Smart people move to L.A. and then just “play tennis and swim” all day, quipped New York art critic Joseph Mashek in 1971. He wasn't entirely wrong. As art began to thrive in L.A. after World War II, artists wholeheartedly embraced California living, clichés and all. Without the following factors, L.A.'s art scene might never have distinguished itself from “serious” East Coast abstraction.

8. Sun

Abstract expressionism's aggressive lines and blobs may have seemed inspired in stuffy, overcast New York, but in the intense California sun? It just seemed confused and overwrought. The sunshine definitely deserves some of the credit for the “L.A. Look” — clean edges, industrial sleekness, bright colors.

7. Surf

Surf culture took off around the same time L.A. art did, and it's surfer-artists who made having a “lifestyle” in addition to an art career seem normal, if not essential.
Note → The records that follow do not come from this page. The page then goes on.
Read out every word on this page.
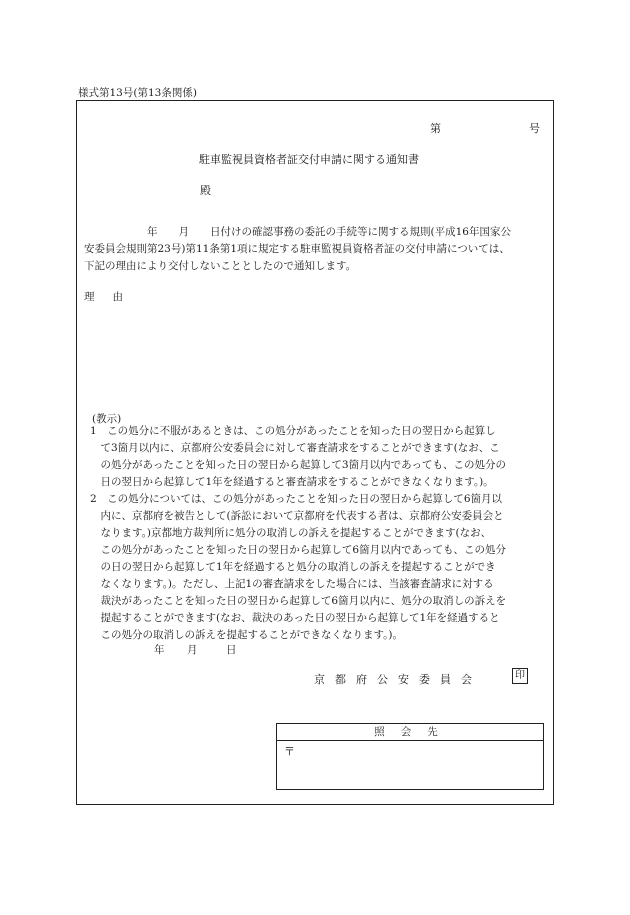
様式第13号(第13条関係)
第	号
駐車監視員資格者証交付申請に関する通知書
殿
　　　　　　年　　月　　日付けの確認事務の委託の手続等に関する規則(平成16年国家公
安委員会規則第23号)第11条第1項に規定する駐車監視員資格者証の交付申請については、
下記の理由により交付しないこととしたので通知します。
理由
(教示)
1　この処分に不服があるときは、この処分があったことを知った日の翌日から起算し
　て3箇月以内に、京都府公安委員会に対して審査請求をすることができます(なお、こ
　の処分があったことを知った日の翌日から起算して3箇月以内であっても、この処分の
　日の翌日から起算して1年を経過すると審査請求をすることができなくなります。)。
2　この処分については、この処分があったことを知った日の翌日から起算して6箇月以
　内に、京都府を被告として(訴訟において京都府を代表する者は、京都府公安委員会と
　なります。)京都地方裁判所に処分の取消しの訴えを提起することができます(なお、
　この処分があったことを知った日の翌日から起算して6箇月以内であっても、この処分
　の日の翌日から起算して1年を経過すると処分の取消しの訴えを提起することができ
　なくなります。)。ただし、上記1の審査請求をした場合には、当該審査請求に対する
　裁決があったことを知った日の翌日から起算して6箇月以内に、処分の取消しの訴えを
　提起することができます(なお、裁決のあった日の翌日から起算して1年を経過すると
　この処分の取消しの訴えを提起することができなくなります。)。
年 月	日
京都府公安委員会	印
照会先
〒
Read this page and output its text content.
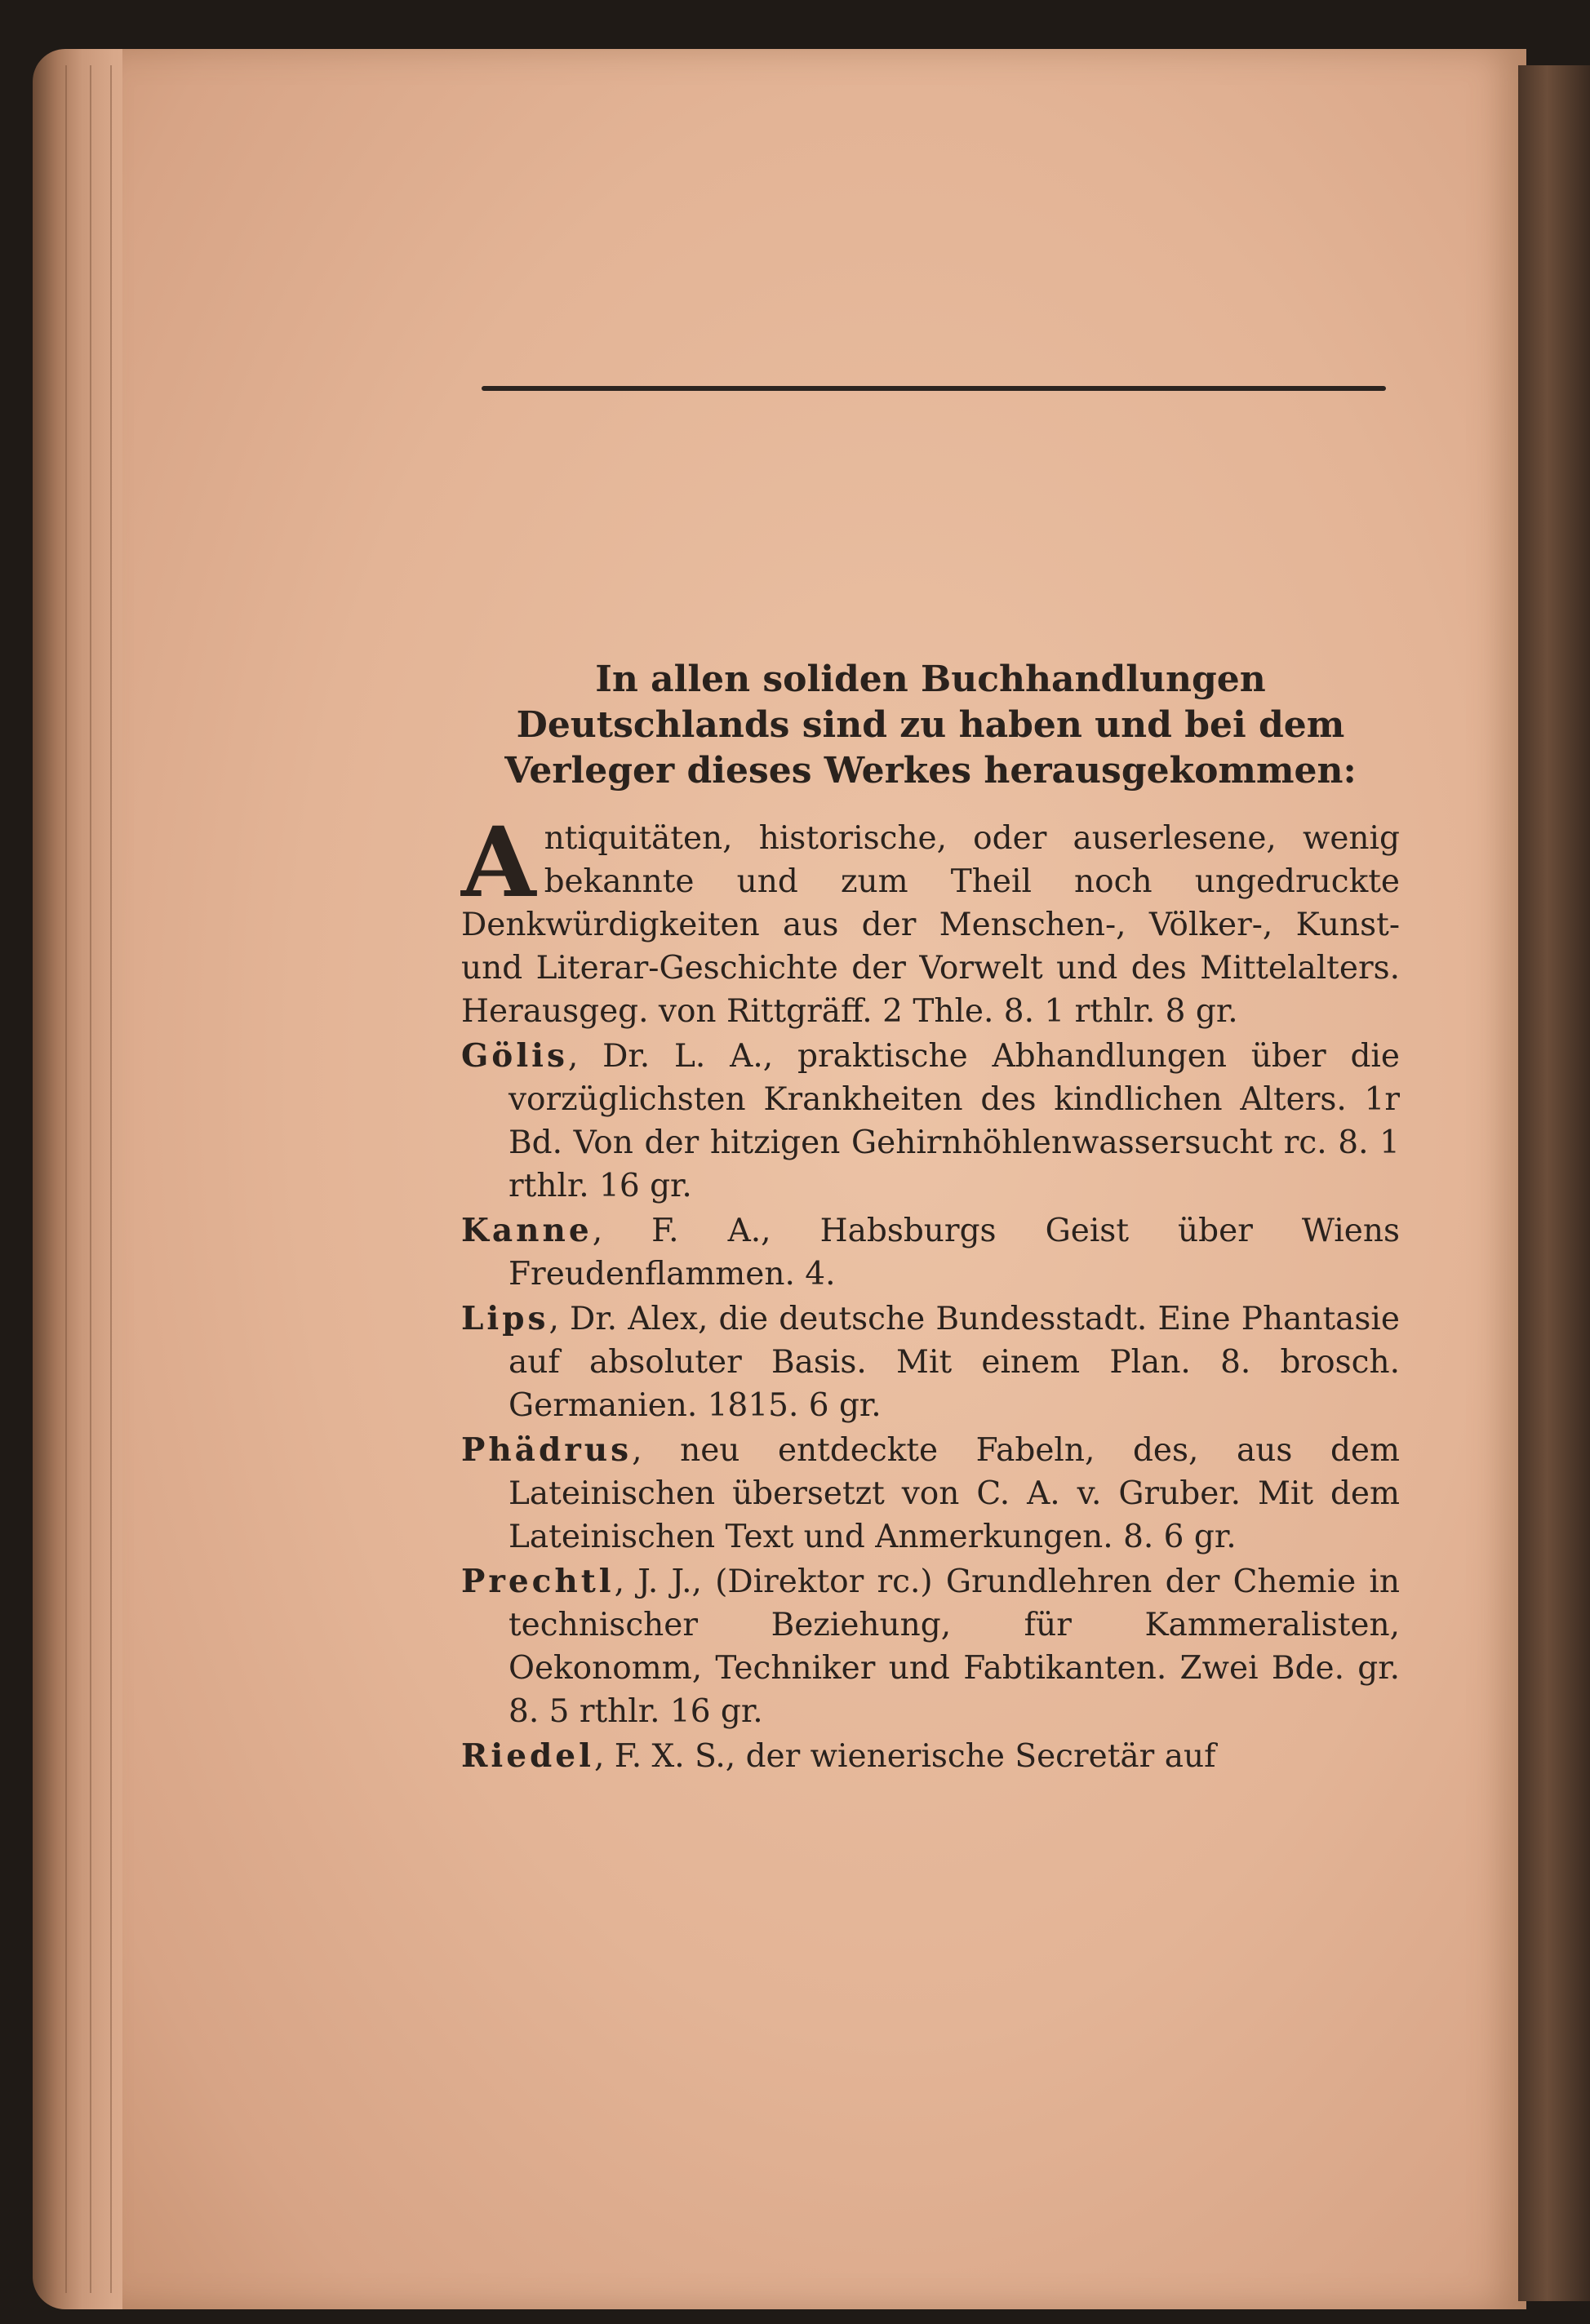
In allen soliden Buchhandlungen Deutschlands sind zu haben und bei dem Verleger dieses Werkes herausgekommen:

Antiquitäten, historische, oder auserlesene, wenig bekannte und zum Theil noch ungedruckte Denkwürdigkeiten aus der Menschen-, Völker-, Kunst- und Literar-Geschichte der Vorwelt und des Mittelalters. Herausgeg. von Rittgräff. 2 Thle. 8. 1 rthlr. 8 gr.

Gölis, Dr. L. A., praktische Abhandlungen über die vorzüglichsten Krankheiten des kindlichen Alters. 1r Bd. Von der hitzigen Gehirnhöhlenwassersucht rc. 8. 1 rthlr. 16 gr.

Kanne, F. A., Habsburgs Geist über Wiens Freudenflammen. 4.

Lips, Dr. Alex, die deutsche Bundesstadt. Eine Phantasie auf absoluter Basis. Mit einem Plan. 8. brosch. Germanien. 1815. 6 gr.

Phädrus, neu entdeckte Fabeln, des, aus dem Lateinischen übersetzt von C. A. v. Gruber. Mit dem Lateinischen Text und Anmerkungen. 8. 6 gr.

Prechtl, J. J., (Direktor rc.) Grundlehren der Chemie in technischer Beziehung, für Kammeralisten, Oekonomm, Techniker und Fabtikanten. Zwei Bde. gr. 8. 5 rthlr. 16 gr.

Riedel, F. X. S., der wienerische Secretär auf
Eventually surf culture merged with skate culture and guys like Shepard Fairey graduated from skate parks to street art.

6. Sprawl

In the 1960s, artists lived and worked everywhere from Laurel Canyon to Eagle Rock, and this freedom to live in close communities or off the grid shaped their work. Ed Ruscha wandered the urban landscape, photographing gas stations and apartment buildings. Noah Purifoy and Ed Kienholz saw sprawl as a wasteland of discarded material and recycled this waste into assemblage art, which became a SoCal phenom.

5. Schools

Before L.A. had galleries or an art market, it had schools, such as the legendary Chouinard Art Institute, which became CalArts, and of course UCLA and current art-market darling USC. Artists taught to support themselves and, as their reputations grew, so did those of the schools. Now, even with an art market, school communities define L.A.'s art scene: Students study with their idols and stay, moving into group studio spaces and creating galleries with former classmates.

4. Settlers

Craft-oriented Japanese and Mexican-American immigrant communities contributed to the growing popularity of ceramic art, and artists from both groups participated in the performance and activist art movements of the '70s and '80s. It's thanks to Chicano artists that we still have key community-oriented art organizations like Los Angeles Contemporary Exhibitions, Self-Help Graphics and SPARC Murals.

3. Space

Car culture certainly informed the finish-fetish minimalism that flourished here, but sculptors like Craig Kauffman and Robert Irwin owe a lot to developments in aerospace, too, then a booming L.A. industry. They experimented with the same vacuum-form processes used to make airplane windows and gave the surfaces of their sculptures polish and smooth curves evocative of sleek aerodynamic forms. In recent years, however, artists interested in industry have become more melancholy, like photographer Michael Tierney, whose Aerospace series mourns the lost optimism the California industry once represented.

2. Simon

The Watts Towers, the spectacular spiraling sculptures of shards of glass and concrete that immigrant contractor Simon Rodia constructed over decades, inspired a generation of artists to work publicly and from found material. In the early 1960s, the L.A. art community rallied to save the towers from demolition; Rodia's masterpiece outlasted the Watts riots, too. Edgar Arceneaux started the Watts House Project in 2008 for artists to work with neighborhood kids and create on-site artwork.

1. Stars

Hollywood imagery pervaded postwar L.A. and many artists took odd jobs in movie studios, so appropriating the industry's graphics seemed natural. Artists used marquee-inspired fonts in text pieces and cartoon characters in paintings and prints, and modeled exhibition ads after movie posters. Today, it's castoffs of the movies that make for some of the best art, like Kelly Sears' video tribute to a deceased starlet and Brian Bress's obfuscated movie star postcards.